LATITUDES

Les bruits de la sève

L’écoacousticien Marcus Maeder enregistre pour ses projets les sons des organismes vivants. Il raconte ici son rapport à l’environnement.

Une version de cet article réalisé par Large Network est parue dans le magazine L’Environnement. Abonnez vous gratuitementcialis mg sizes

_______

Durant ma formation en art à la Haute École de Lucerne, je composais également de la musique électronique et m’inté­ressais déjà beaucoup à l’art sonore.

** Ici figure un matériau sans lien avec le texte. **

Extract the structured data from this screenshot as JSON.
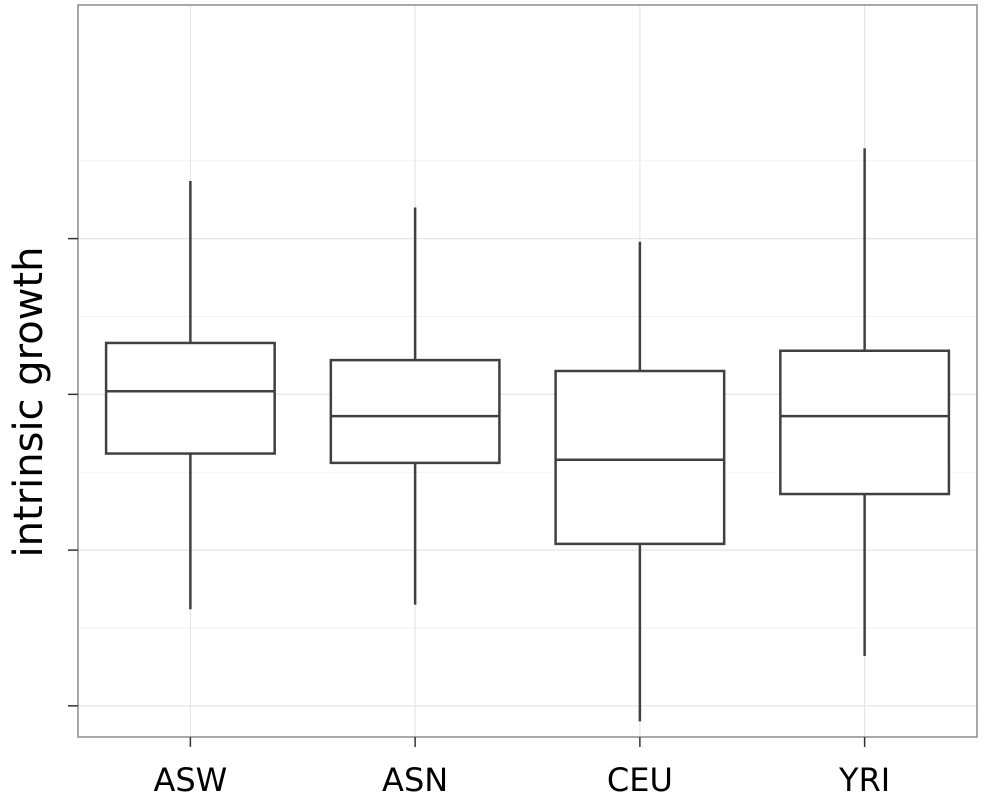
{
  "chart_data": {
    "type": "box",
    "title": "",
    "xlabel": "",
    "ylabel": "intrinsic growth",
    "categories": [
      "ASW",
      "ASN",
      "CEU",
      "YRI"
    ],
    "ylim": [
      -1.2,
      3.5
    ],
    "yticks": [
      -1,
      0,
      1,
      2
    ],
    "ytick_labels_shown": false,
    "grid": true,
    "legend": "none",
    "boxes": [
      {
        "category": "ASW",
        "whisker_low": -0.38,
        "q1": 0.62,
        "median": 1.02,
        "q3": 1.33,
        "whisker_high": 2.37
      },
      {
        "category": "ASN",
        "whisker_low": -0.35,
        "q1": 0.56,
        "median": 0.86,
        "q3": 1.22,
        "whisker_high": 2.2
      },
      {
        "category": "CEU",
        "whisker_low": -1.1,
        "q1": 0.04,
        "median": 0.58,
        "q3": 1.15,
        "whisker_high": 1.98
      },
      {
        "category": "YRI",
        "whisker_low": -0.68,
        "q1": 0.36,
        "median": 0.86,
        "q3": 1.28,
        "whisker_high": 2.58
      }
    ]
  },
  "colors": {
    "box_stroke": "#404040",
    "panel_border": "#8c8c8c",
    "grid_major": "#e6e6e6",
    "grid_minor": "#f2f2f2",
    "text": "#000000"
  }
}
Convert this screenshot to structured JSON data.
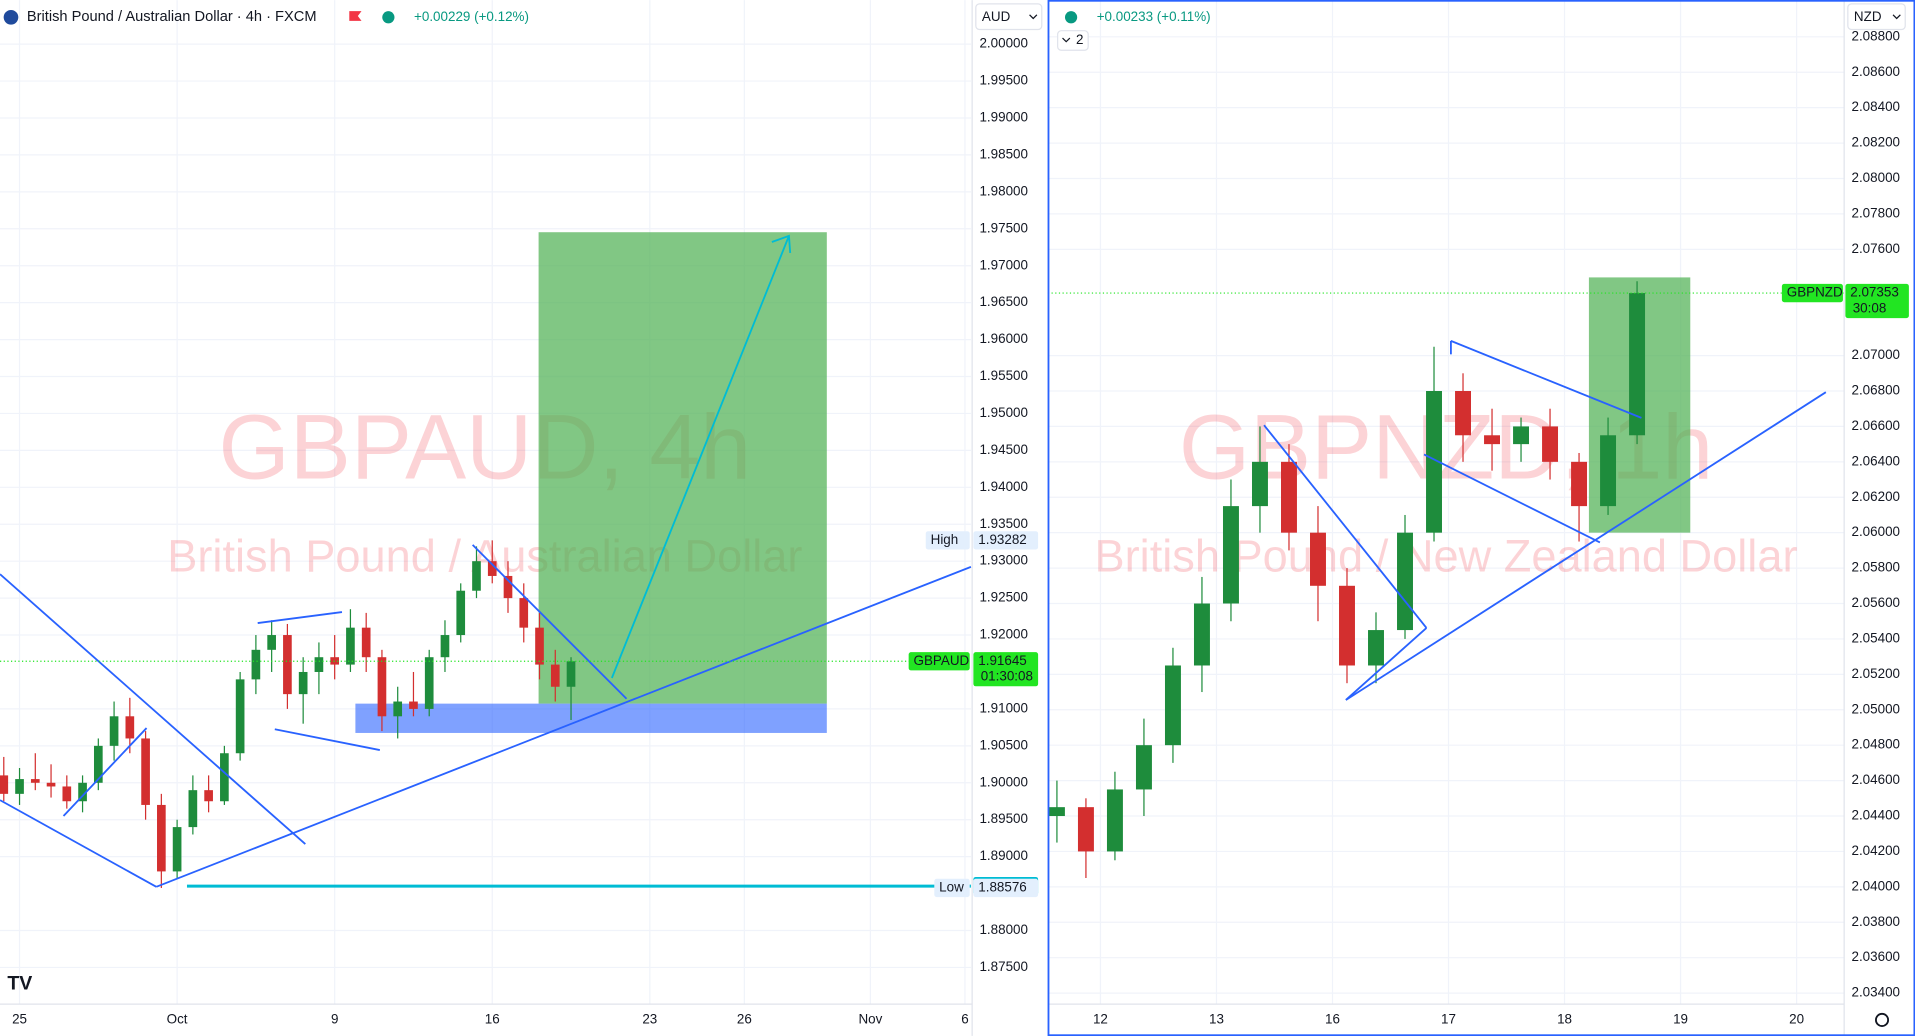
{
  "chart_data": [
    {
      "type": "candlestick",
      "title": "British Pound / Australian Dollar · 4h · FXCM",
      "change": "+0.00229 (+0.12%)",
      "currency": "AUD",
      "watermark": "GBPAUD, 4h",
      "watermark_subtitle": "British Pound / Australian Dollar",
      "up_color": "#1e8c3c",
      "down_color": "#d32f2f",
      "grid": true,
      "x": [
        -0.5,
        0,
        0.5,
        1,
        1.5,
        2,
        2.5,
        3,
        3.5,
        4,
        4.5,
        5,
        5.5,
        6,
        6.5,
        7,
        7.5,
        8,
        8.5,
        9,
        9.5,
        10,
        10.5,
        11,
        11.5,
        12,
        12.5,
        13,
        13.5,
        14,
        14.5,
        15,
        15.5,
        16,
        16.5,
        17,
        17.5
      ],
      "open": [
        1.901,
        1.8985,
        1.9005,
        1.9,
        1.8995,
        1.8975,
        1.9,
        1.905,
        1.909,
        1.906,
        1.897,
        1.888,
        1.894,
        1.899,
        1.8975,
        1.904,
        1.914,
        1.918,
        1.92,
        1.912,
        1.915,
        1.917,
        1.916,
        1.921,
        1.917,
        1.909,
        1.911,
        1.91,
        1.917,
        1.92,
        1.926,
        1.93,
        1.928,
        1.925,
        1.921,
        1.916,
        1.913
      ],
      "high": [
        1.9035,
        1.902,
        1.904,
        1.9025,
        1.901,
        1.901,
        1.906,
        1.911,
        1.9115,
        1.907,
        1.8985,
        1.895,
        1.901,
        1.901,
        1.905,
        1.915,
        1.92,
        1.922,
        1.9215,
        1.917,
        1.919,
        1.92,
        1.9235,
        1.923,
        1.918,
        1.913,
        1.915,
        1.918,
        1.922,
        1.927,
        1.932,
        1.93282,
        1.93,
        1.927,
        1.923,
        1.918,
        1.917
      ],
      "low": [
        1.8975,
        1.897,
        1.899,
        1.898,
        1.8965,
        1.896,
        1.899,
        1.903,
        1.904,
        1.895,
        1.88576,
        1.887,
        1.893,
        1.896,
        1.897,
        1.903,
        1.912,
        1.915,
        1.91,
        1.908,
        1.912,
        1.914,
        1.915,
        1.915,
        1.907,
        1.906,
        1.909,
        1.909,
        1.915,
        1.919,
        1.925,
        1.927,
        1.923,
        1.919,
        1.914,
        1.911,
        1.9085
      ],
      "close": [
        1.8985,
        1.9005,
        1.9,
        1.8995,
        1.8975,
        1.9,
        1.905,
        1.909,
        1.906,
        1.897,
        1.888,
        1.894,
        1.899,
        1.8975,
        1.904,
        1.914,
        1.918,
        1.92,
        1.912,
        1.915,
        1.917,
        1.916,
        1.921,
        1.917,
        1.909,
        1.911,
        1.91,
        1.917,
        1.92,
        1.926,
        1.93,
        1.928,
        1.925,
        1.921,
        1.916,
        1.913,
        1.91645
      ],
      "xlim": [
        -0.62,
        30.19
      ],
      "xticks": [
        {
          "value": 0,
          "label": "25"
        },
        {
          "value": 5,
          "label": "Oct"
        },
        {
          "value": 10,
          "label": "9"
        },
        {
          "value": 15,
          "label": "16"
        },
        {
          "value": 20,
          "label": "23"
        },
        {
          "value": 23,
          "label": "26"
        },
        {
          "value": 27,
          "label": "Nov"
        },
        {
          "value": 30,
          "label": "6"
        }
      ],
      "ylim": [
        1.87004,
        2.00595
      ],
      "yticks": [
        {
          "value": 2.0,
          "label": "2.00000"
        },
        {
          "value": 1.995,
          "label": "1.99500"
        },
        {
          "value": 1.99,
          "label": "1.99000"
        },
        {
          "value": 1.985,
          "label": "1.98500"
        },
        {
          "value": 1.98,
          "label": "1.98000"
        },
        {
          "value": 1.975,
          "label": "1.97500"
        },
        {
          "value": 1.97,
          "label": "1.97000"
        },
        {
          "value": 1.965,
          "label": "1.96500"
        },
        {
          "value": 1.96,
          "label": "1.96000"
        },
        {
          "value": 1.955,
          "label": "1.95500"
        },
        {
          "value": 1.95,
          "label": "1.95000"
        },
        {
          "value": 1.945,
          "label": "1.94500"
        },
        {
          "value": 1.94,
          "label": "1.94000"
        },
        {
          "value": 1.935,
          "label": "1.93500"
        },
        {
          "value": 1.93,
          "label": "1.93000"
        },
        {
          "value": 1.925,
          "label": "1.92500"
        },
        {
          "value": 1.92,
          "label": "1.92000"
        },
        {
          "value": 1.91,
          "label": "1.91000"
        },
        {
          "value": 1.905,
          "label": "1.90500"
        },
        {
          "value": 1.9,
          "label": "1.90000"
        },
        {
          "value": 1.895,
          "label": "1.89500"
        },
        {
          "value": 1.89,
          "label": "1.89000"
        },
        {
          "value": 1.88,
          "label": "1.88000"
        },
        {
          "value": 1.875,
          "label": "1.87500"
        }
      ],
      "markers": [
        {
          "name": "High",
          "value": 1.93282,
          "color": "#e3effd"
        },
        {
          "name": "GBPAUD",
          "value": 1.91645,
          "countdown": "01:30:08",
          "color": "#22e522",
          "line": true
        },
        {
          "value": 1.88601,
          "color": "#00bcd4"
        },
        {
          "name": "Low",
          "value": 1.88576,
          "color": "#e3effd"
        }
      ]
    },
    {
      "type": "candlestick",
      "change": "+0.00233 (+0.11%)",
      "indicators": "2",
      "currency": "NZD",
      "watermark": "GBPNZD, 1h",
      "watermark_subtitle": "British Pound / New Zealand Dollar",
      "up_color": "#1e8c3c",
      "down_color": "#d32f2f",
      "grid": true,
      "x": [
        -0.375,
        -0.125,
        0.125,
        0.375,
        0.625,
        0.875,
        1.125,
        1.375,
        1.625,
        1.875,
        2.125,
        2.375,
        2.625,
        2.875,
        3.125,
        3.375,
        3.625,
        3.875,
        4.125,
        4.375,
        4.625
      ],
      "open": [
        2.044,
        2.0445,
        2.042,
        2.0455,
        2.048,
        2.0525,
        2.056,
        2.0615,
        2.064,
        2.06,
        2.057,
        2.0525,
        2.0545,
        2.06,
        2.068,
        2.0655,
        2.065,
        2.066,
        2.064,
        2.0615,
        2.0655
      ],
      "high": [
        2.046,
        2.045,
        2.0465,
        2.0495,
        2.0535,
        2.0575,
        2.063,
        2.066,
        2.065,
        2.0615,
        2.058,
        2.0555,
        2.061,
        2.0705,
        2.069,
        2.067,
        2.0665,
        2.067,
        2.0645,
        2.0665,
        2.0742
      ],
      "low": [
        2.0425,
        2.0405,
        2.0415,
        2.044,
        2.047,
        2.051,
        2.055,
        2.06,
        2.059,
        2.055,
        2.0515,
        2.0515,
        2.054,
        2.0595,
        2.064,
        2.0635,
        2.064,
        2.063,
        2.0595,
        2.061,
        2.065
      ],
      "close": [
        2.0445,
        2.042,
        2.0455,
        2.048,
        2.0525,
        2.056,
        2.0615,
        2.064,
        2.06,
        2.057,
        2.0525,
        2.0545,
        2.06,
        2.068,
        2.0655,
        2.065,
        2.066,
        2.064,
        2.0615,
        2.0655,
        2.07353
      ],
      "xlim": [
        -0.453,
        6.41
      ],
      "xticks": [
        {
          "value": 0,
          "label": "12"
        },
        {
          "value": 1,
          "label": "13"
        },
        {
          "value": 2,
          "label": "16"
        },
        {
          "value": 3,
          "label": "17"
        },
        {
          "value": 4,
          "label": "18"
        },
        {
          "value": 5,
          "label": "19"
        },
        {
          "value": 6,
          "label": "20"
        }
      ],
      "ylim": [
        2.03338,
        2.09007
      ],
      "yticks": [
        {
          "value": 2.088,
          "label": "2.08800"
        },
        {
          "value": 2.086,
          "label": "2.08600"
        },
        {
          "value": 2.084,
          "label": "2.08400"
        },
        {
          "value": 2.082,
          "label": "2.08200"
        },
        {
          "value": 2.08,
          "label": "2.08000"
        },
        {
          "value": 2.078,
          "label": "2.07800"
        },
        {
          "value": 2.076,
          "label": "2.07600"
        },
        {
          "value": 2.07,
          "label": "2.07000"
        },
        {
          "value": 2.068,
          "label": "2.06800"
        },
        {
          "value": 2.066,
          "label": "2.06600"
        },
        {
          "value": 2.064,
          "label": "2.06400"
        },
        {
          "value": 2.062,
          "label": "2.06200"
        },
        {
          "value": 2.06,
          "label": "2.06000"
        },
        {
          "value": 2.058,
          "label": "2.05800"
        },
        {
          "value": 2.056,
          "label": "2.05600"
        },
        {
          "value": 2.054,
          "label": "2.05400"
        },
        {
          "value": 2.052,
          "label": "2.05200"
        },
        {
          "value": 2.05,
          "label": "2.05000"
        },
        {
          "value": 2.048,
          "label": "2.04800"
        },
        {
          "value": 2.046,
          "label": "2.04600"
        },
        {
          "value": 2.044,
          "label": "2.04400"
        },
        {
          "value": 2.042,
          "label": "2.04200"
        },
        {
          "value": 2.04,
          "label": "2.04000"
        },
        {
          "value": 2.038,
          "label": "2.03800"
        },
        {
          "value": 2.036,
          "label": "2.03600"
        },
        {
          "value": 2.034,
          "label": "2.03400"
        }
      ],
      "markers": [
        {
          "name": "GBPNZD",
          "value": 2.07353,
          "countdown": "30:08",
          "color": "#22e522",
          "line": true
        }
      ]
    }
  ]
}
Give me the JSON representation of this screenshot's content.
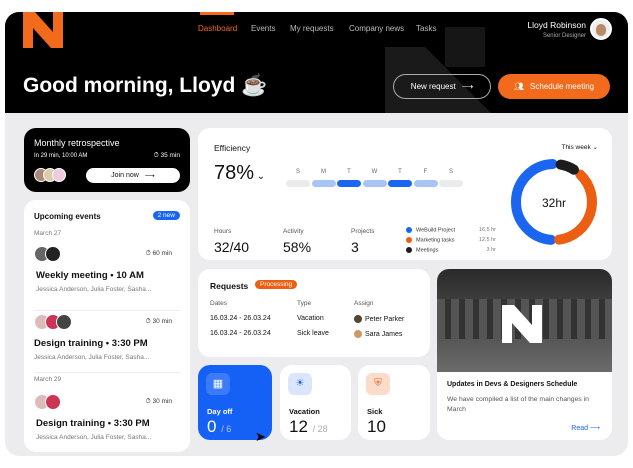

Avant que cela ne devienne une démarche professionnelle, j’ai d’abord commencé par enregistrer l’environnement qui m’entourait. De là sont nées mes premières explora­tions des sons de la nature. Je crois qu’une envie de comprendre exacte­ment ce que j’entends m’anime depuis toujours.

Les questions liées à l’environnement ont ainsi pris de l’importance lors de mes études de philosophie, jusqu’à m’amener à effectuer un doctorat en sciences environnementales à l’EPFZ. Mais le lien entre la recherche et l’art demeure. J’ai mené avec des chercheurs et des programmeurs un projet qui consistait non seulement à enregistrer les émissions acoustiques d’un arbre, mais aussi à traduire en sons les données recueillies, telles que le taux de flux de sève. Retrans­crites sous cette forme, ces mesures nous ont ensuite servi pour étudier les liens entre les bruits des plantes et les conditions environnementales.

Mon métier d’écoacousticien a transformé mon rapport à la nature. Écouter les bruits qu’émettent par exemple des organismes vivant dans le sol m’a fait réaliser la richesse et la sensibilité des écosystèmes. Je me souviens aussi de l’intensité que j’ai ressentie face à la grandeur et à la complexité de la forêt amazonienne. Ces moments me font véritablement prendre conscience que nous faisons partie d’un tout plus grand. Observer les bouleversements climatiques au travers d’épisodes de sécheresse, en écoutant le bruit caractéristique des plantes assoiffées, représente aussi des instants très marquants.

Au fil des ans, ma vision du monde est devenue holistique. Je suis en effet toujours étonné de voir à quel point tout est lié. Bien que ces interactions se révèlent sous diverses formes, elles participent toutes à garantir un équilibre fragile. Pour moi, il s’agit là de l’un des plus grands enseignements de la nature.

_______

Marcus Maeder

Né en 1971 à Zurich, Marcus Maeder travaille depuis 2005 comme curateur et chercheur à l’Institut de musique assistée par ordinateur et de technologie du son (ICST) de la Haute école des arts de Zurich (ZHdK). Après des études de beaux-arts et de philosophie, il poursuit actuellement un doctorat en sciences environ­nementales à l’EPFZ. Spécialisé dans l’écologie acoustique, il mène des recherches écoacous­tiques et artistiques sur des zones et des organismes notamment influencés par les changements climatiques. Son installation « treelab », créée avec l’écophysiologue Roman Zweifel, a été présentée à la conférence sur le climat de Paris en 2015, sur invitation du président français François Hollande.